Dossier Disco - Longueur d'Ondes

Entre héritage et modernité… Le disco, un genre mutant

Voilà belle lurette que le disco se reflète sur les corps et dans les têtes, incarné par cette fameuse boule à facettes, totem symbolisant l’avènement d’une musique qui ouvrira les portes de la nuit à de nombreuses âmes. 40 ans après, le disco n’est plus un style musical à part entière, mais une lame de fond qui n’aura eu de cesse de traverser de nombreux genres musicaux, réussissant un tour du monde comme presque aucun mouvement sonore n’en a été capable. L’histoire qui lie ce courant à la France est mal connue, voire oubliée, et pourtant elle témoigne d’une histoire d’amour qui n’est pas terminée, loin de là…

 

Depuis son apparition sur le sol américain dans les années 70, instituant une nouvelle forme sociologique de consommation de la musique, via l’ouverture des discothèques, le disco aura connu bon nombre de transformations, preuve de ses multiples réappropriations. Si l’on se souvient avec difficulté que Michel Sardou ou Sheila n’ont pas su résister aux sirènes du genre, ou que la mémoire collective francophone ne retient que le spectre des Marc Cerrone et autres Patrick Hernandez, peu reconnaissent qu’un Français eut une influence sans pareil sur cet univers musical à la jonction des années 70 et 80 : ­Bernard Fèvre et son Black devil disco club. Adulé aux États-Unis et au Japon, ce dernier ne sera reconnu dans l’Hexagone que dans les années 2000 après avoir été samplé par The Chemical Brothers, et la réédition d’un disque emblématique, Disco club, redécouvert par Aphex Twin.

 

« Toute ma vie j’ai eu ce souci d’être en avance sur mon temps. » Bernard Fèvre

Bernard se souvient : « Je me suis moi-même mis en abyme car j’étais hors cadre. Toute ma vie j’ai eu ce souci d’être en avance sur mon temps. Je me souviens que quand je travaillais avec Jacky Giordano dans les années 80 (quelqu’un de bien plus showbizz que moi), ma musique fut écoutée par des professionnels de la radio. Ils m’ont clairement indiqué que mon son était de la merde. Sans passage à la radio, aucune chance d’avoir du succès. À ce moment, j’ai choisi de me mettre en retrait pour pouvoir manger et payer mon loyer tout en continuant à travailler dans la musique. Une voyante avait dit à ma mère que je réussirai très tard, elle ne s’était pas trompée. »

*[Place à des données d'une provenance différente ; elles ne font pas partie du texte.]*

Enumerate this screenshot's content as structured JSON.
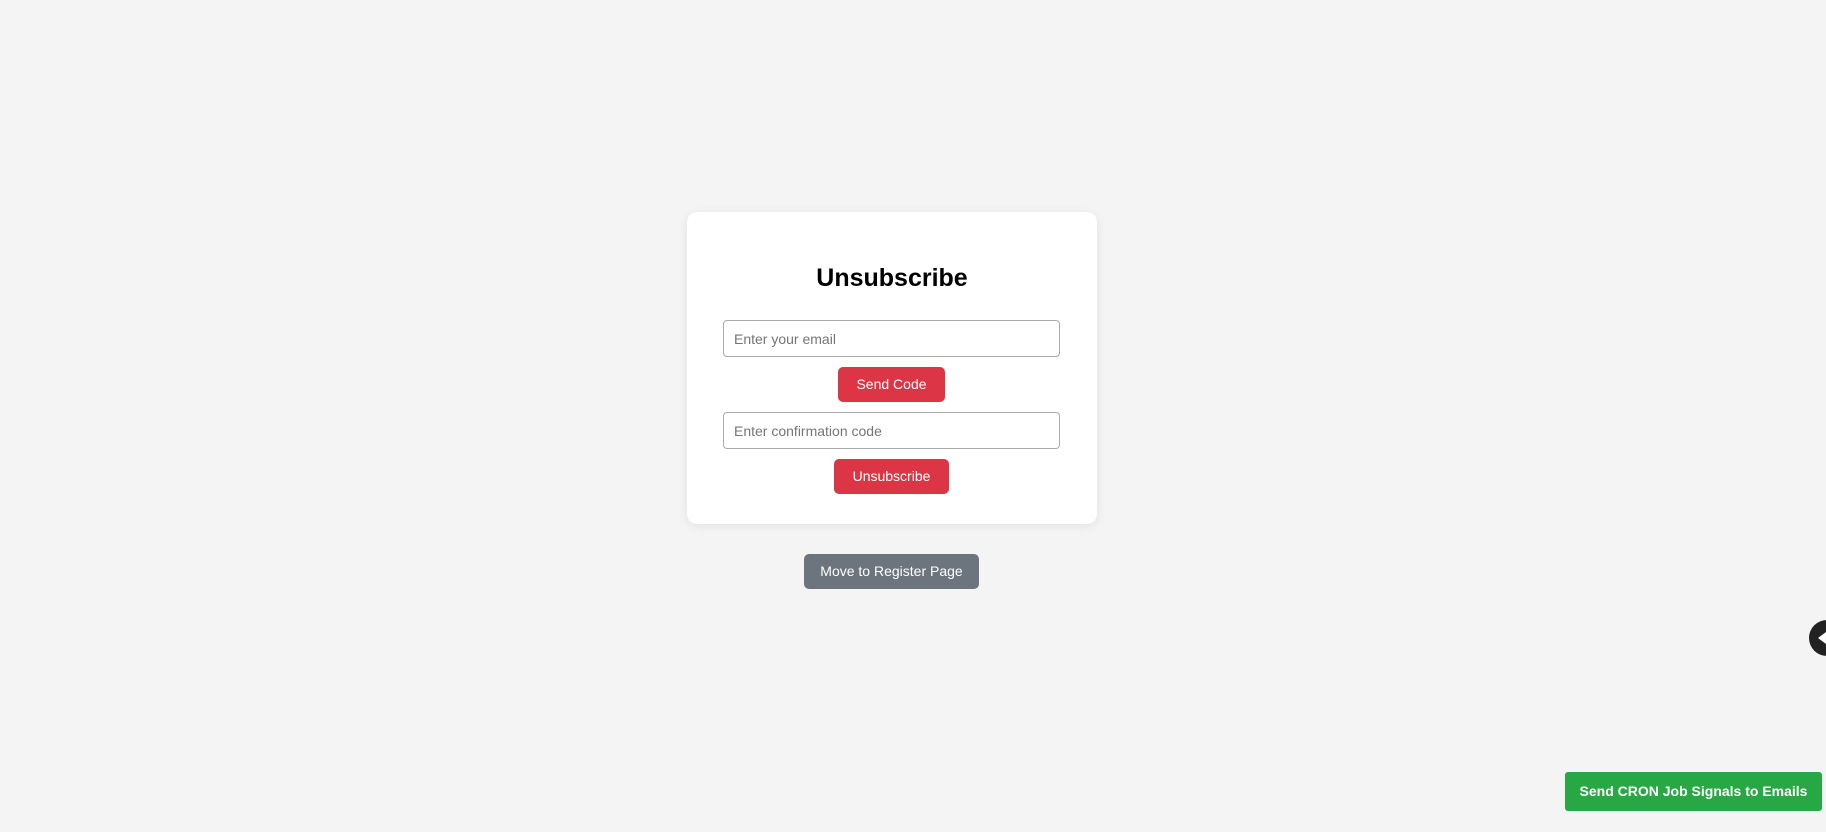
{
  "card": {
    "title": "Unsubscribe",
    "email_placeholder": "Enter your email",
    "email_value": "",
    "send_code_label": "Send Code",
    "code_placeholder": "Enter confirmation code",
    "code_value": "",
    "unsubscribe_label": "Unsubscribe"
  },
  "nav": {
    "register_label": "Move to Register Page"
  },
  "footer": {
    "cron_label": "Send CRON Job Signals to Emails"
  },
  "widget": {
    "icon": "chevron-left-icon"
  },
  "colors": {
    "background": "#f4f4f4",
    "danger": "#dc3545",
    "secondary": "#6c757d",
    "success": "#28a745"
  }
}
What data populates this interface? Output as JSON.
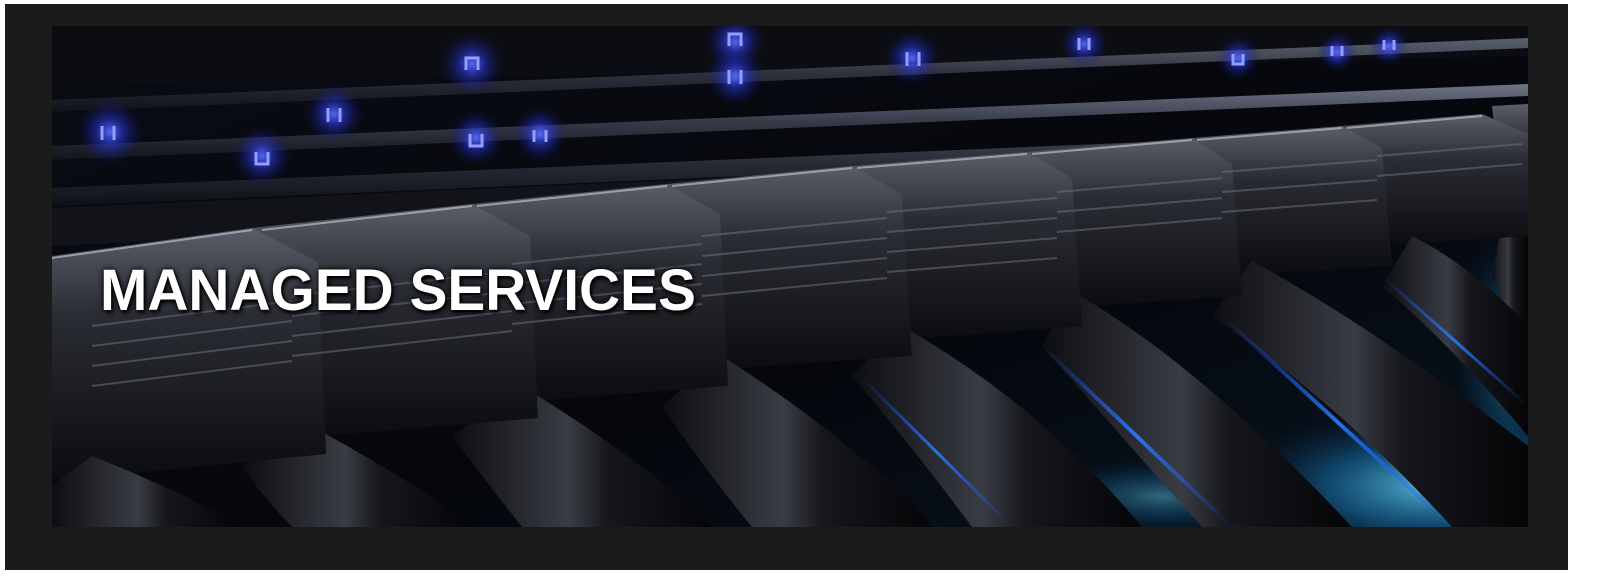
{
  "banner": {
    "headline": "MANAGED SERVICES",
    "image_subject": "network-switch-ethernet-cables"
  },
  "colors": {
    "frame": "#1b1b1b",
    "led_blue": "#3d4dff",
    "cable_glow": "#1fb8ff",
    "headline": "#ffffff"
  }
}
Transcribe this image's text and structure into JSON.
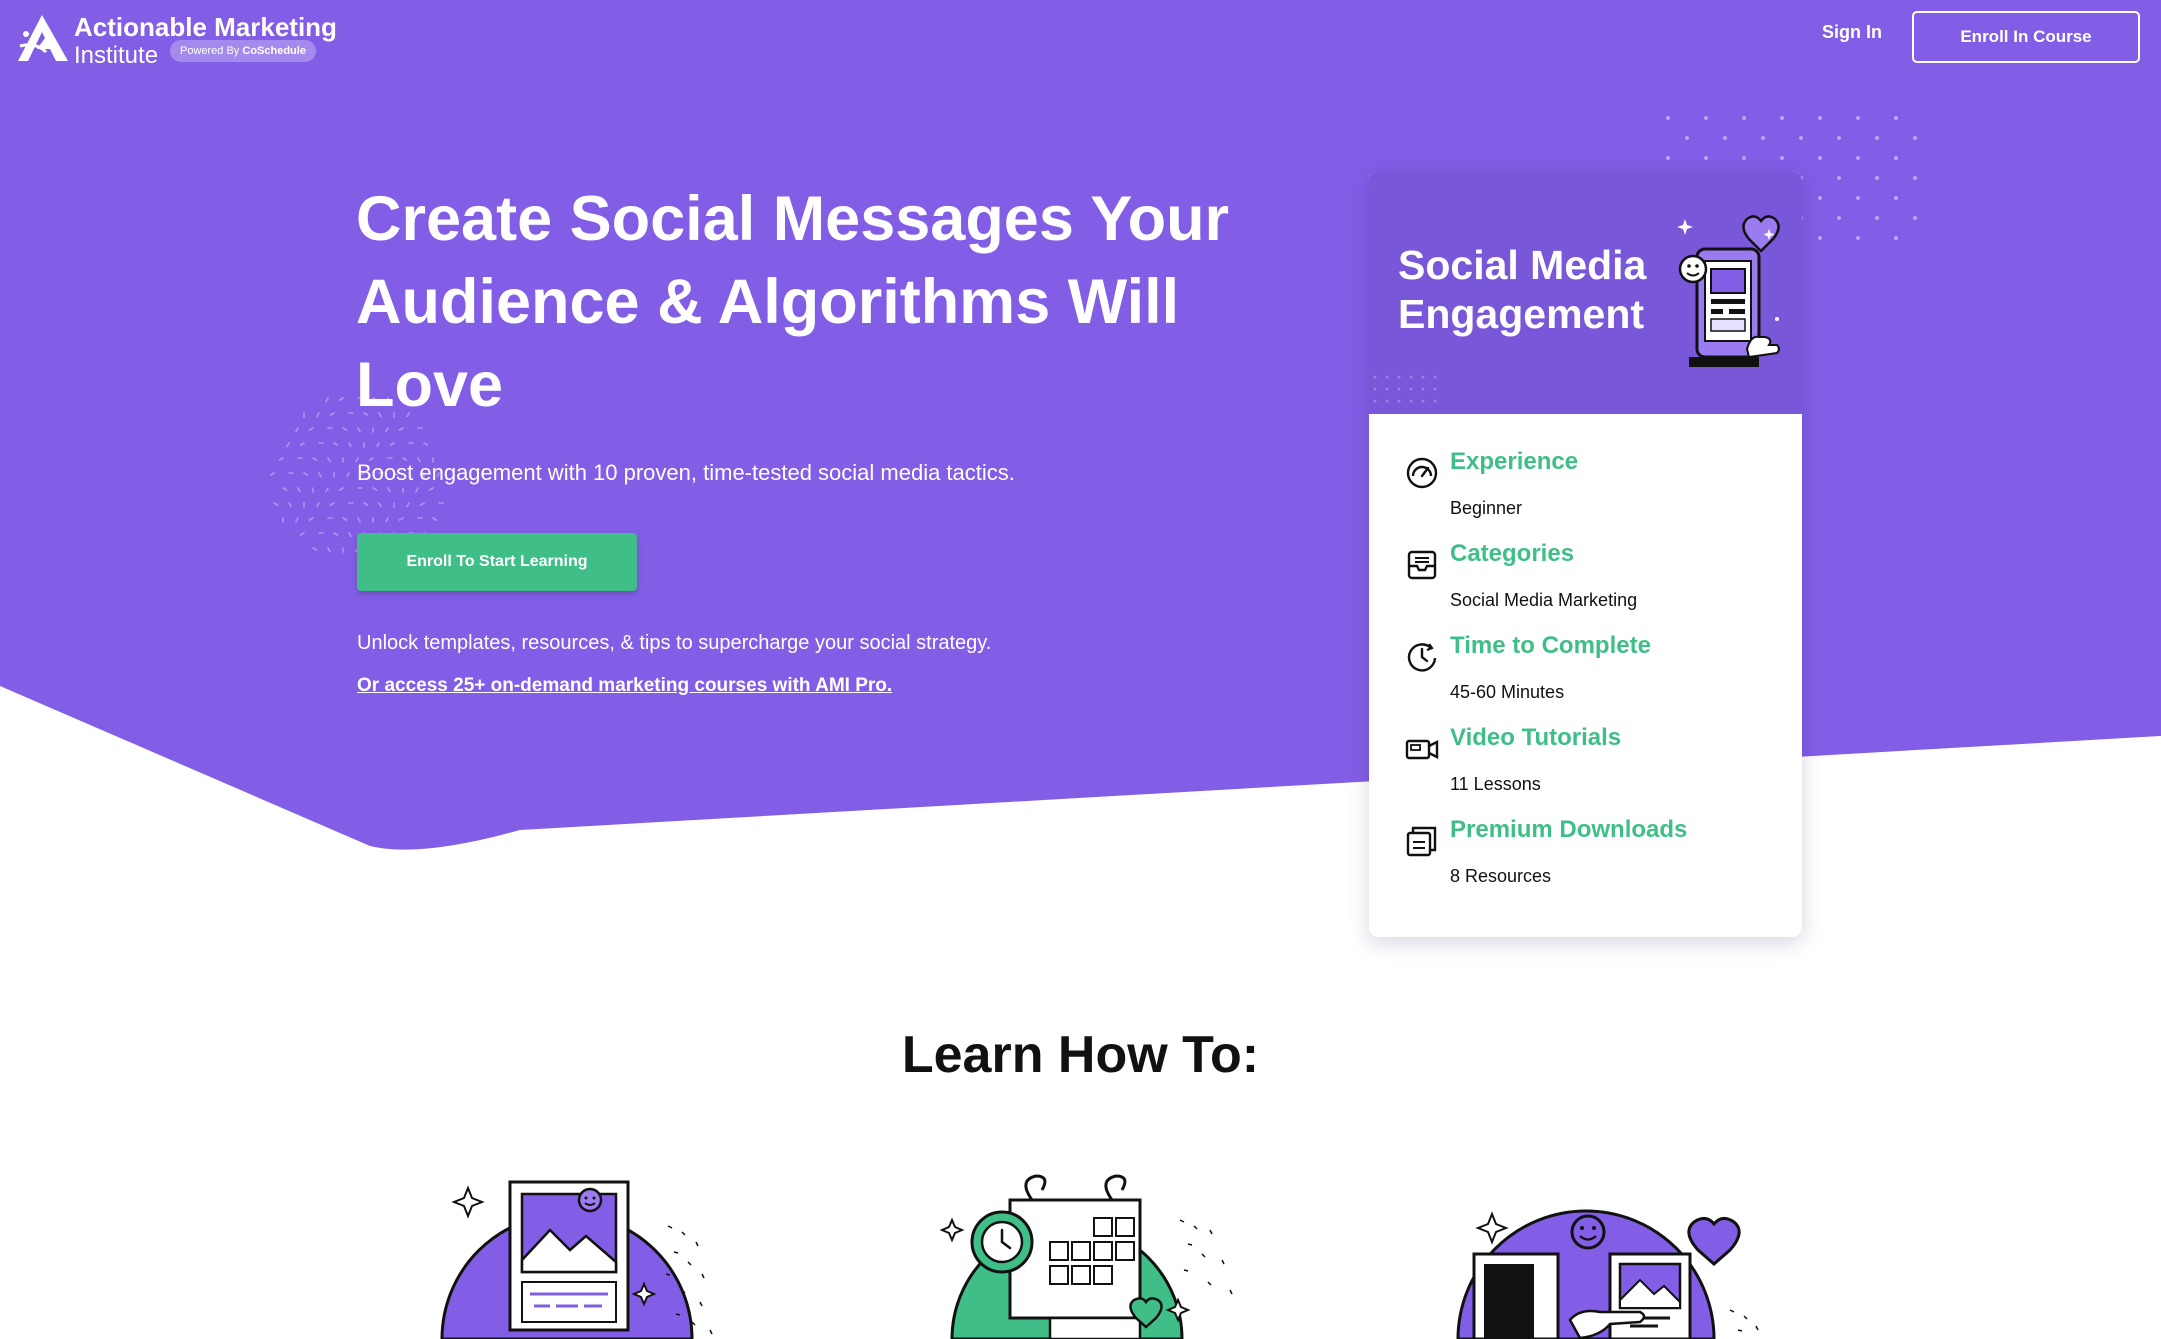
{
  "colors": {
    "brand_purple": "#825ee6",
    "card_purple": "#7857d8",
    "accent_green": "#3fbf87",
    "white": "#ffffff",
    "text_dark": "#111111"
  },
  "header": {
    "logo": {
      "line1": "Actionable Marketing",
      "line2": "Institute",
      "powered_prefix": "Powered By",
      "powered_brand": "CoSchedule",
      "icon": "ami-logo-icon"
    },
    "sign_in_label": "Sign In",
    "enroll_label": "Enroll In Course"
  },
  "hero": {
    "title": "Create Social Messages Your Audience & Algorithms Will Love",
    "subtitle": "Boost engagement with 10 proven, time-tested social media tactics.",
    "cta_label": "Enroll To Start Learning",
    "unlock_text": "Unlock templates, resources, & tips to supercharge your social strategy.",
    "pro_link_text": "Or access 25+ on-demand marketing courses with AMI Pro."
  },
  "course_card": {
    "title": "Social Media Engagement",
    "items": [
      {
        "label": "Experience",
        "value": "Beginner",
        "icon": "gauge-icon"
      },
      {
        "label": "Categories",
        "value": "Social Media Marketing",
        "icon": "inbox-tray-icon"
      },
      {
        "label": "Time to Complete",
        "value": "45-60 Minutes",
        "icon": "clock-icon"
      },
      {
        "label": "Video Tutorials",
        "value": "11 Lessons",
        "icon": "video-camera-icon"
      },
      {
        "label": "Premium Downloads",
        "value": "8 Resources",
        "icon": "downloads-icon"
      }
    ]
  },
  "learn_section": {
    "title": "Learn How To:",
    "illustrations": [
      "social-post-illustration",
      "calendar-illustration",
      "engagement-illustration"
    ]
  }
}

Pas amer pour un sou, Bernard tire cependant un constat éloquent sur les profits générés par l’industrie musicale (vénale en essence) sur le dos d’artistes connaissant mal la logique de ce système : « Les Chemical Brothers ont pompé mon son en tombant dessus lors de recherches sur la Library music française. Aphex Twin m’a découvert en chinant dans des brocantes. Lors de la réédition de Disco club par le label Amplitude, ils ne m’ont payé qu’une partie des royalties. Aphex Twin me doit toujours du pognon, il n’a jamais voulu l’entendre. Les Anglais sont des gros c…, ils ont balancé mon son pour le jeu GTA IV sans même me faire signer d’autorisation. J’étais très rêveur. Sans talent, je ne pense pas que j’aurais pu être là où j’en suis. »

D’autre part si l’artiste a pu revenir en odeur de sainteté dans son pays qui n’en avait pas fait un prophète, c’est également grâce au retour d’un son discoïde dans les multiples productions électroniques. Car si le disco a su perdurer, c’est qu’il a été capable d’épouser toute forme de technologies sonores.

À ce propos, Ygal Ohayon, cofondateur de l’association Deviant disco et manager pour le label Versatile, explique : « C’est un style qui fait complètement partie d’une certaine forme d’inconscient culturel et collectif, et qui a su muter de différentes manières, de la fameuse French Touch à la fin des années 90 avec ses samples disco filtrés à des prods plus organiques comme Phoenix et sa pop « discoïsante ». D’ailleurs ce qu’on appelle disco n’est qu’une forme mutante du funk à son origine. »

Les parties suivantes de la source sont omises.